UX for a seed stage startup
Its well known that UX is the buzz word today among startups. Almost every startup today needs at least one UI & UX designer to build usable products and beautify interfaces. But what is it to an early stage startup when your funds are limited? Do you really need a full time UX guy at your office? I’m going to demystify things a bit for your understanding.
When you hire your first UX guy
You have an idea, you have done your market research, and you are pretty convinced that your product is going to make big if done right. Its time for you to now take those ideas and extend it into an app or a website ( I say extend because you may have operations / logistics / delivery etc. that runs behind the app, but more about this later) and yes, the first thing you look for is someone make those app screens for you.
Now you go into dribbble and start looking at designers with catchy work or maybe you ask in your network and you will end up finding one. You see his/her portflolio with neat looking UIs or a few apps on the app store that makes you think — “Let me try and contact him/her. I know what each screen should be like and I’ll tell them what they are and I’ll get the job done”. Well, maybe you’re right. Maybe you can get the screens you imagined but you have effectively made use of maybe only 20% of the skills of a UX Designer that you are paying for. Or if you go simply find a UI designer you are betting on your own skills of a UX Designer.
The kind of designer you need
Designers out there more often specialise in one of the two — UX or UI, sometimes both. For context, UX designers are those who have learnt and practiced designing as a process from brainstorming, market & user research and so on till wireframes and maybe a low fidelity / high fidelity UI. Some UX designers simply make wireframes and pass it on to a UI designer, but this requires two people working on the product and this mostly happens in a funded company that can afford two or more designers working full time. The good part is you don’t need two or more designers to get your MVP made.
Let me explain why - More often the MVP you make, even if you’ve made it from one of the most experienced or popular designer is going to be WRONG. By wrong i mean there could be one of the possible issues with the product -
- The user understands and appreaciates the product quite well but then your business takes a change in direction and needs to accommodate / refactor a thing or two in the information architecture after you’ve realised something isn’t working as expected
- The designer has provided you with some details which are critical to the product flow but you cut them out during development because of timeline constraints and push it to the next release cycle. Or if the designer is inexperienced, you may end up in even worse situations
- The designer fails to take care of the education piece at the right time in the flow having taken wrong or missing assumptions of the user mental model leaving the user confused on what to do
Inexperienced designers usually come with no coding knowledge and fail to take into consideration the efforts it takes to build something and choose creating impressive something over achieving the same results with simpler approaches
You can almost never get the product right in your first design iteration because you make several assumptions on the mental model of the user.

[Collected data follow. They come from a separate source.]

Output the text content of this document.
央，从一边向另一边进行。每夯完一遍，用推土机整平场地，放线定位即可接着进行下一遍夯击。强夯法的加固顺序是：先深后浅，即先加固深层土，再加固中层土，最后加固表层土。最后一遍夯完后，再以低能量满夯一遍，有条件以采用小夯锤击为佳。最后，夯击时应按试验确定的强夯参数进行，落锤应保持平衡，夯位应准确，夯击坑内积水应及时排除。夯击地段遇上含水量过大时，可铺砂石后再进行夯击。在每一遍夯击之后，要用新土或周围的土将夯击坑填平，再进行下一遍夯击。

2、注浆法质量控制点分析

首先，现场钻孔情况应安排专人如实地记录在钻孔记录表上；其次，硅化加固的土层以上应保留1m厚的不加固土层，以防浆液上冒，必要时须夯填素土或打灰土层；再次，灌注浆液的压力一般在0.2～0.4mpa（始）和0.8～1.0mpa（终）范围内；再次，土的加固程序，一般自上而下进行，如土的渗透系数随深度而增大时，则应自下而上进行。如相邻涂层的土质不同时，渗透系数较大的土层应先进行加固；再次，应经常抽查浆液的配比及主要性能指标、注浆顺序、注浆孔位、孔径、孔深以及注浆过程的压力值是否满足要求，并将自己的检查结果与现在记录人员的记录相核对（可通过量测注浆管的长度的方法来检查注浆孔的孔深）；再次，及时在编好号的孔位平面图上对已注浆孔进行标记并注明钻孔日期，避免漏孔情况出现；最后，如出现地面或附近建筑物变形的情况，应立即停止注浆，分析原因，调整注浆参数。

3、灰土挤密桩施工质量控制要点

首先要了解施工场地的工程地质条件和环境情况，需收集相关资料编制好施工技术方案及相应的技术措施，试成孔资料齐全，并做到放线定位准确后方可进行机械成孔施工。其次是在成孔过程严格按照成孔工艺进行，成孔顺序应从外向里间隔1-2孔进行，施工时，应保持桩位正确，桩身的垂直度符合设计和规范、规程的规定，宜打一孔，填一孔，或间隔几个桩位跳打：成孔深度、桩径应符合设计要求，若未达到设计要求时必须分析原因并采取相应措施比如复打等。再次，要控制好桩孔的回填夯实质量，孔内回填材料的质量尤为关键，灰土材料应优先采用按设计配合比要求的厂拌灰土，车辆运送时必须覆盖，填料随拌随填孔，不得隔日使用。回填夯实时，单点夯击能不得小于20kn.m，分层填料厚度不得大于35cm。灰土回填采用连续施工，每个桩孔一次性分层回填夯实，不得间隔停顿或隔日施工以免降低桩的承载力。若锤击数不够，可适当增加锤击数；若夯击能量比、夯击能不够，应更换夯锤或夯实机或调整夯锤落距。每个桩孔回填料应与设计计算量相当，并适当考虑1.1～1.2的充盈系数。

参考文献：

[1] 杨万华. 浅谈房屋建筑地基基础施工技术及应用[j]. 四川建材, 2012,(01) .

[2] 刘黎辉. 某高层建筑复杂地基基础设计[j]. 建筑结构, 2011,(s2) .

When you are an early stage startup, quick and rapid iterations help you learn about your users faster and better (established companies that have data and time for an extensive user research). So when you know you have to work on your product again and again you begin to see the need for an in-house designer, or I’m going to point you to another solution.
You need a designer who can make super fast wireframes that are easiest in terms of development efforts (so you can go launch as quick as possible) and deliver with a UI that follows standard trends and patterns ( so you can take advantage of your users familiarity with interfaces )
The problem is now — where can I find that kind of designer. Let me tell you clearly that its hard today. Its hard to evaluate a designer to match this kind of need or work with a freelance designer sitting at his desk elsewhere and get them listen to how they should do their job. This is when you can get smart and break the process into two —
Working with a UX Consultant to make sure you effectively apply most of his learning in crafting user experiences with a process Outsourcing UI design with the help of the UX consultant to get your fast and effective product done at a fraction of the time and cost you would have ended up paying.